Geary s’efforça de recouvrer son calme et se leva à son tour. « Puis-je vous accompagner ?

— Bien sûr, capitaine. »

Une scène identique à celle à laquelle ils avaient assisté onze jours plus tôt se déroulait dans la soute, sauf qu’au lieu de descendre des navettes la colonne de civils syndics y grimpait en traînant les pieds ; certains s’arrêtaient parfois pour adresser un bref signe de la main à l’un des spatiaux de l’Indomptable qui, venus assister à leur départ et alignés le long d’une paroi, les observaient sans mot dire. Les fusiliers semblaient toujours aussi menaçants dans leur cuirasse de combat, mais les Syndics avaient l’air de beaucoup moins les craindre.

L’ex-maire d’Alpha se tourna vers Desjani et Geary quand ils arrivèrent à sa hauteur. « Merci. J’aimerais pouvoir ajouter autre chose. Nous n’oublierons jamais ce que vous avez fait pour nous.

— Si l’occasion s’en présentait à l’avenir, tâchez de faire preuve d’autant de compassion pour les citoyens de l’Alliance, répondit Desjani à la surprise de Geary.

— Je vous en donne ma parole, et nous ne manquerons pas non plus de faire passer le mot. »

Son épouse s’avança d’un pas pour fixer Desjani avec ferveur : « Merci d’avoir sauvé la vie de mes enfants, madame.

— Capitaine », rectifia Desjani, non sans retrousser un coin de sa bouche en un sourire finaud. Elle baissa légèrement les yeux et fit un signe de tête au garçonnet, qui lui rendit solennellement son regard puis salua à la mode syndic.
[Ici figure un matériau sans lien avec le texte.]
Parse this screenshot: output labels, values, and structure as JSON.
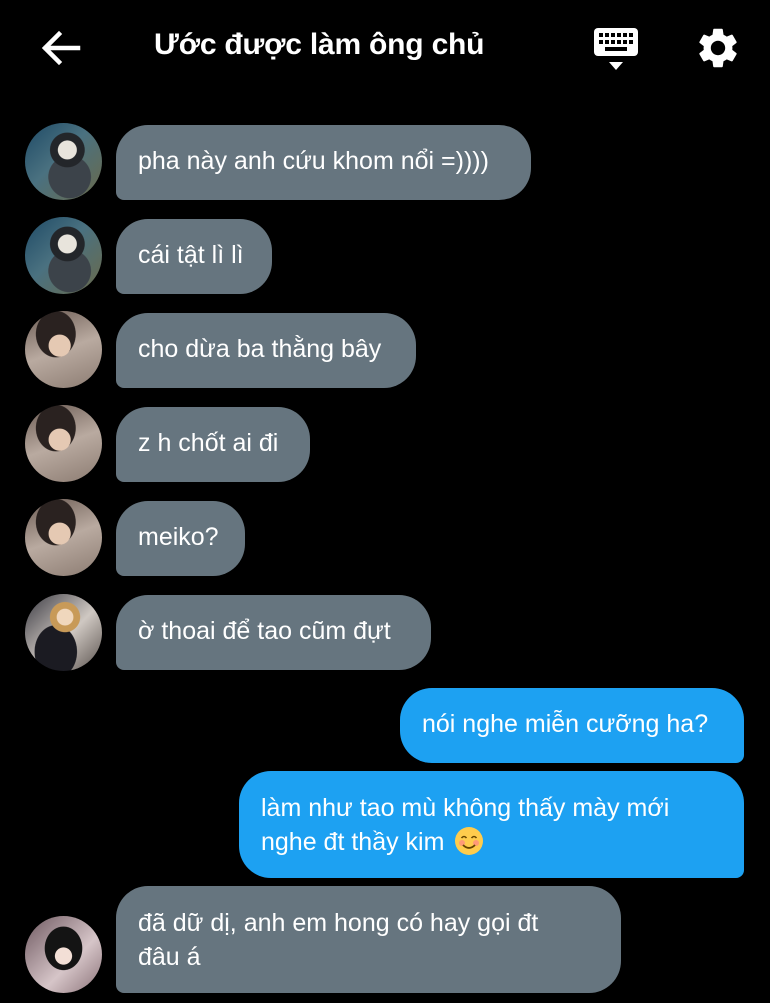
{
  "header": {
    "title": "Ước được làm ông chủ",
    "back_icon": "arrow-left-icon",
    "keyboard_icon": "keyboard-icon",
    "settings_icon": "gear-icon"
  },
  "messages": [
    {
      "direction": "incoming",
      "sender_avatar": "avatar-a",
      "text": "pha này anh cứu khom nổi =))))"
    },
    {
      "direction": "incoming",
      "sender_avatar": "avatar-a",
      "text": "cái tật lì lì"
    },
    {
      "direction": "incoming",
      "sender_avatar": "avatar-b",
      "text": "cho dừa ba thằng bây"
    },
    {
      "direction": "incoming",
      "sender_avatar": "avatar-b",
      "text": "z h chốt ai đi"
    },
    {
      "direction": "incoming",
      "sender_avatar": "avatar-b",
      "text": "meiko?"
    },
    {
      "direction": "incoming",
      "sender_avatar": "avatar-c",
      "text": "ờ thoai để tao cũm đựt"
    },
    {
      "direction": "outgoing",
      "text": "nói nghe miễn cưỡng ha?"
    },
    {
      "direction": "outgoing",
      "line1": "làm như tao mù không thấy mày mới",
      "line2": "nghe đt thầy kim",
      "emoji": "smiling-face-icon"
    },
    {
      "direction": "incoming",
      "sender_avatar": "avatar-d",
      "line1": "đã dữ dị, anh em hong có hay gọi đt",
      "line2": "đâu á"
    }
  ],
  "colors": {
    "background": "#000000",
    "incoming_bubble": "#66757f",
    "outgoing_bubble": "#1da1f2",
    "text": "#ffffff"
  }
}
Elle lui retourna la politesse puis reporta le regard sur sa mère.

« Merci, capitaine, déclara cette femme. Puisse cette guerre s’achever avant que mes enfants n’aient à affronter votre flotte dans une bataille. »

Desjani acquiesça de nouveau sans mot dire puis, avec Geary, regarda les derniers civils syndics s’engouffrer dans les navettes. « C’est plus facile quand il n’a pas de visage », lâcha-t-elle quand toutes les écoutilles se furent refermées, d’une voix si sourde que seul Geary pouvait l’entendre.

Il lui fallut un moment pour comprendre. « Vous parlez de l’ennemi ?

— Oui.

— Aviez-vous déjà rencontré un Syndic ?

— Rien que des prisonniers de guerre, répondit-elle péremptoirement. Des Syndics qui avaient tenté de nous abattre peu auparavant, moi et d’autres citoyens de l’Alliance. » Elle ferma les yeux. « J’ignore ce qu’ils sont devenus pour la plupart. Je sais seulement ce qu’il est arrivé à quelques-uns. »

Geary hésita une seconde avant de poser la question qui lui brûlait les lèvres. Il n’avait pris le commandement de la flotte que depuis peu quand il avait appris, avec horreur, que les prisonniers de guerre étaient parfois massacrés avec désinvolture, conséquence naturelle d’un siècle de conflit où les atrocités se nourrissaient mutuellement. Jamais il n’avait demandé à Desjani si elle avait participé à l’un de ces crimes.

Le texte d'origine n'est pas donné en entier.